Essa repartição não transfere a competência para criar ou regulamentar o imposto. Ela distribui o produto da arrecadação conforme os critérios estabelecidos pela Constituição e pela legislação aplicável.
8. Quadro-resumo
| Tributo ou grupo | Sigla | Fundamento constitucional | Finalidade ou incidência principal | Situação geral |
|---|---|---|---|---|
| Imposto de Importação | II | Art. 153, I | Importação de produtos estrangeiros e regulação do comércio exterior | Instituído |
| Imposto de Exportação | IE | Art. 153, II | Exportação de produtos nacionais ou nacionalizados | Instituído |
| Imposto sobre a Renda | IR | Art. 153, III | Renda e proventos de pessoas físicas e jurídicas | Instituído |
| Imposto sobre Produtos Industrializados | IPI | Art. 153, IV | Produtos industrializados | Instituído, com mudanças na transição |
| Imposto sobre Operações Financeiras | IOF | Art. 153, V | Crédito, câmbio, seguro, títulos e valores mobiliários | Instituído |
| Imposto Territorial Rural | ITR | Art. 153, VI | Propriedade territorial rural | Instituído |
| Imposto sobre Grandes Fortunas | IGF | Art. 153, VII | Grandes fortunas, conforme lei complementar | Não instituído |
| Imposto Seletivo | IS | Art. 153, VIII | Bens e serviços prejudiciais à saúde ou ao meio ambiente | Instituído e sujeito ao cronograma legal |
| Empréstimos compulsórios | — | Art. 148 | Situações excepcionais e investimentos urgentes | Dependem de lei complementar e hipótese constitucional |
| Contribuições especiais | — | Art. 149 | Finalidades sociais, econômicas ou profissionais | Diversas contribuições instituídas |
| Impostos residuais | — | Art. 154, I | Novas materialidades, sob requisitos constitucionais | Competência disponível à União |
| Impostos extraordinários de guerra | — | Art. 154, II | Guerra externa ou sua iminência | Hipótese excepcional |
9. Por que conhecer os tributos federais?
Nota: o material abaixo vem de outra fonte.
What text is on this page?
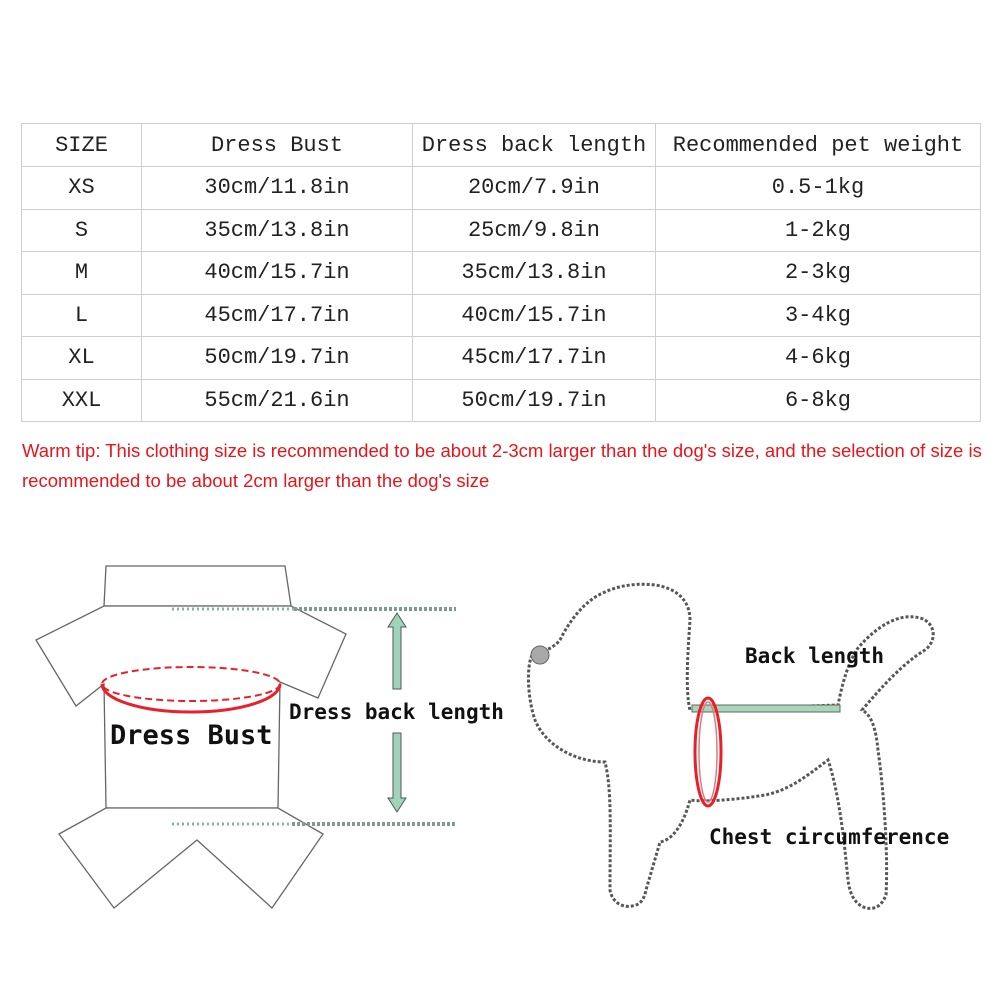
SIZE	Dress Bust	Dress back length	Recommended pet weight
XS	30cm/11.8in	20cm/7.9in	0.5-1kg
S	35cm/13.8in	25cm/9.8in	1-2kg
M	40cm/15.7in	35cm/13.8in	2-3kg
L	45cm/17.7in	40cm/15.7in	3-4kg
XL	50cm/19.7in	45cm/17.7in	4-6kg
XXL	55cm/21.6in	50cm/19.7in	6-8kg

Warm tip: This clothing size is recommended to be about 2-3cm larger than the dog's size, and the selection of size is recommended to be about 2cm larger than the dog's size

Dress Bust
Dress back length
Back length
Chest circumference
Compreender os tributos federais é um primeiro passo para interpretar a formação das receitas públicas, as obrigações dos contribuintes e os efeitos da política tributária sobre empresas, famílias e mercados. Eles não representam apenas uma fonte de arrecadação: também podem estimular comportamentos, proteger setores, financiar direitos sociais e reduzir desequilíbrios federativos.
Em um cenário marcado pela implementação da Reforma Tributária, acompanhar a Constituição e a legislação complementar tornou-se ainda mais importante. A leitura sistemática das normas permite distinguir conceitos, evitar interpretações equivocadas e compreender como o novo modelo afetará a tributação do consumo no Brasil.
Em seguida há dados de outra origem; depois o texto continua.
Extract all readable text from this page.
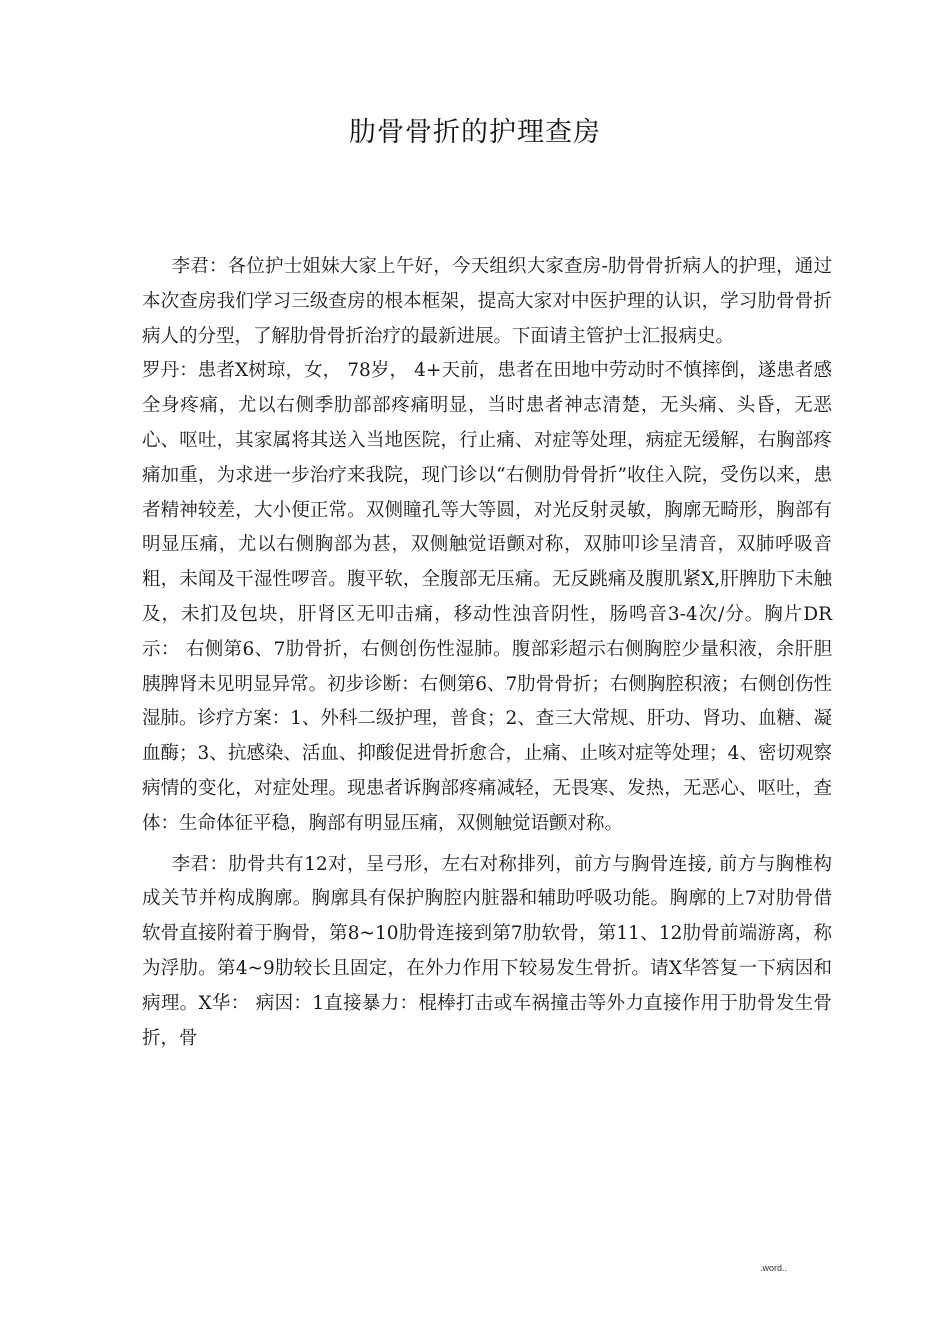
肋骨骨折的护理查房

李君：各位护士姐妹大家上午好，今天组织大家查房-肋骨骨折病人的护理，通过本次查房我们学习三级查房的根本框架，提高大家对中医护理的认识，学习肋骨骨折病人的分型，了解肋骨骨折治疗的最新进展。下面请主管护士汇报病史。

罗丹：患者X树琼，女， 78岁， 4+天前，患者在田地中劳动时不慎摔倒，遂患者感全身疼痛，尤以右侧季肋部部疼痛明显，当时患者神志清楚，无头痛、头昏，无恶心、呕吐，其家属将其送入当地医院，行止痛、对症等处理，病症无缓解，右胸部疼痛加重，为求进一步治疗来我院，现门诊以“右侧肋骨骨折”收住入院，受伤以来，患者精神较差，大小便正常。双侧瞳孔等大等圆，对光反射灵敏，胸廓无畸形，胸部有明显压痛，尤以右侧胸部为甚，双侧触觉语颤对称，双肺叩诊呈清音，双肺呼吸音粗，未闻及干湿性啰音。腹平软，全腹部无压痛。无反跳痛及腹肌紧X,肝脾肋下未触及，未扪及包块，肝肾区无叩击痛，移动性浊音阴性，肠鸣音3-4次/分。胸片DR示： 右侧第6、7肋骨折，右侧创伤性湿肺。腹部彩超示右侧胸腔少量积液，余肝胆胰脾肾未见明显异常。初步诊断：右侧第6、7肋骨骨折；右侧胸腔积液；右侧创伤性湿肺。诊疗方案：1、外科二级护理，普食；2、查三大常规、肝功、肾功、血糖、凝血酶；3、抗感染、活血、抑酸促进骨折愈合，止痛、止咳对症等处理；4、密切观察病情的变化，对症处理。现患者诉胸部疼痛减轻，无畏寒、发热，无恶心、呕吐，查体：生命体征平稳，胸部有明显压痛，双侧触觉语颤对称。

李君：肋骨共有12对，呈弓形，左右对称排列，前方与胸骨连接, 前方与胸椎构成关节并构成胸廓。胸廓具有保护胸腔内脏器和辅助呼吸功能。胸廓的上7对肋骨借软骨直接附着于胸骨，第8~10肋骨连接到第7肋软骨，第11、12肋骨前端游离，称为浮肋。第4~9肋较长且固定，在外力作用下较易发生骨折。请X华答复一下病因和病理。X华： 病因：1直接暴力：棍棒打击或车祸撞击等外力直接作用于肋骨发生骨折，骨

.word..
10. Referências normativas e fontes oficiais
- BRASIL. Constituição da República Federativa do Brasil de 1988 — texto compilado.
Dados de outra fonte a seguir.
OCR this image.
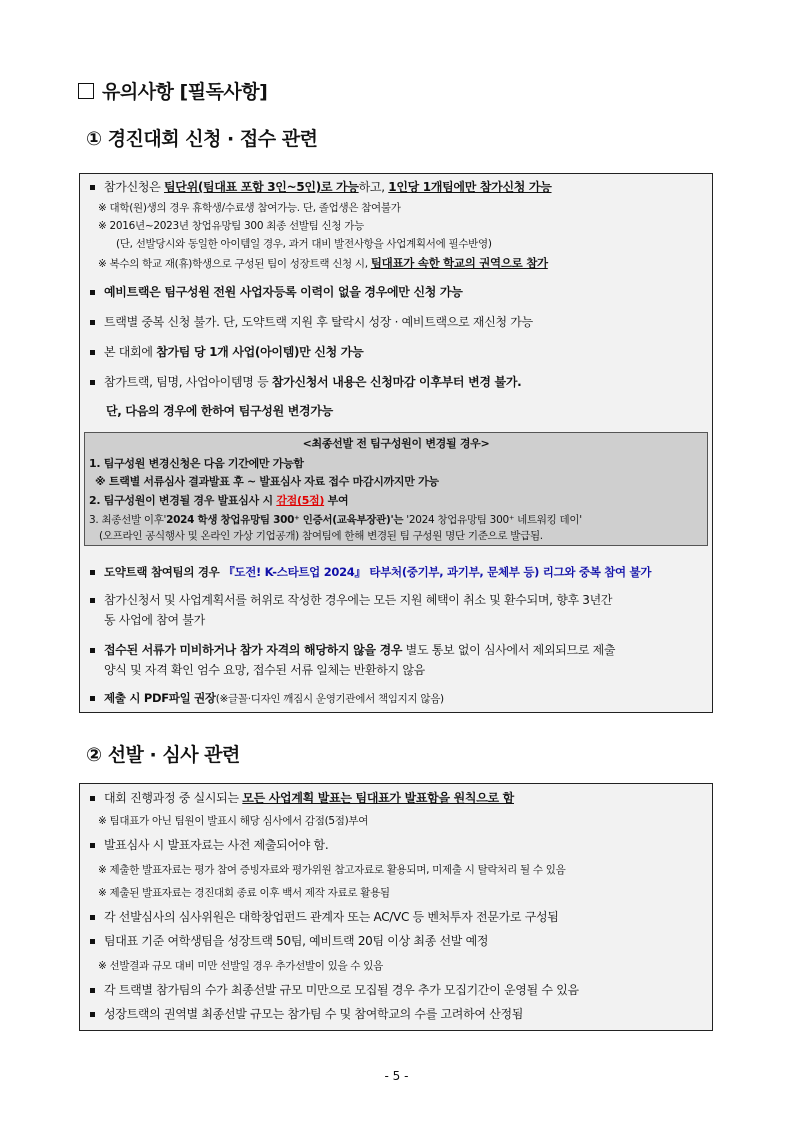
유의사항 [필독사항]
① 경진대회 신청 · 접수 관련
참가신청은 팀단위(팀대표 포함 3인~5인)로 가능하고, 1인당 1개팀에만 참가신청 가능
※ 대학(원)생의 경우 휴학생/수료생 참여가능. 단, 졸업생은 참여불가
※ 2016년~2023년 창업유망팀 300 최종 선발팀 신청 가능
(단, 선발당시와 동일한 아이템일 경우, 과거 대비 발전사항을 사업계획서에 필수반영)
※ 복수의 학교 재(휴)학생으로 구성된 팀이 성장트랙 신청 시, 팀대표가 속한 학교의 권역으로 참가
예비트랙은 팀구성원 전원 사업자등록 이력이 없을 경우에만 신청 가능
트랙별 중복 신청 불가. 단, 도약트랙 지원 후 탈락시 성장 · 예비트랙으로 재신청 가능
본 대회에 참가팀 당 1개 사업(아이템)만 신청 가능
참가트랙, 팀명, 사업아이템명 등 참가신청서 내용은 신청마감 이후부터 변경 불가.
단, 다음의 경우에 한하여 팀구성원 변경가능
<최종선발 전 팀구성원이 변경될 경우>
1. 팀구성원 변경신청은 다음 기간에만 가능함
※ 트랙별 서류심사 결과발표 후 ~ 발표심사 자료 접수 마감시까지만 가능
2. 팀구성원이 변경될 경우 발표심사 시 감점(5점) 부여
3. 최종선발 이후'2024 학생 창업유망팀 300⁺ 인증서(교육부장관)'는 '2024 창업유망팀 300⁺ 네트워킹 데이'
(오프라인 공식행사 및 온라인 가상 기업공개) 참여팀에 한해 변경된 팀 구성원 명단 기준으로 발급됨.
도약트랙 참여팀의 경우 『도전! K-스타트업 2024』 타부처(중기부, 과기부, 문체부 등) 리그와 중복 참여 불가
참가신청서 및 사업계획서를 허위로 작성한 경우에는 모든 지원 혜택이 취소 및 환수되며, 향후 3년간
동 사업에 참여 불가
접수된 서류가 미비하거나 참가 자격의 해당하지 않을 경우 별도 통보 없이 심사에서 제외되므로 제출
양식 및 자격 확인 엄수 요망, 접수된 서류 일체는 반환하지 않음
제출 시 PDF파일 권장(※글꼴·디자인 깨짐시 운영기관에서 책임지지 않음)
② 선발 · 심사 관련
대회 진행과정 중 실시되는 모든 사업계획 발표는 팀대표가 발표함을 원칙으로 함
※ 팀대표가 아닌 팀원이 발표시 해당 심사에서 감점(5점)부여
발표심사 시 발표자료는 사전 제출되어야 함.
※ 제출한 발표자료는 평가 참여 증빙자료와 평가위원 참고자료로 활용되며, 미제출 시 탈락처리 될 수 있음
※ 제출된 발표자료는 경진대회 종료 이후 백서 제작 자료로 활용됨
각 선발심사의 심사위원은 대학창업펀드 관계자 또는 AC/VC 등 벤처투자 전문가로 구성됨
팀대표 기준 여학생팀을 성장트랙 50팀, 예비트랙 20팀 이상 최종 선발 예정
※ 선발결과 규모 대비 미만 선발일 경우 추가선발이 있을 수 있음
각 트랙별 참가팀의 수가 최종선발 규모 미만으로 모집될 경우 추가 모집기간이 운영될 수 있음
성장트랙의 권역별 최종선발 규모는 참가팀 수 및 참여학교의 수를 고려하여 산정됨
- 5 -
- BRASIL. Emenda Constitucional nº 132, de 20 de dezembro de 2023.
- BRASIL. Lei nº 5.172, de 25 de outubro de 1966 — Código Tributário Nacional.
- BRASIL. Lei Complementar nº 214, de 16 de janeiro de 2025.
- BRASIL. Lei Complementar nº 227, de 13 de janeiro de 2026.
- RECEITA FEDERAL DO BRASIL. Tributos federais administrados pela Receita Federal.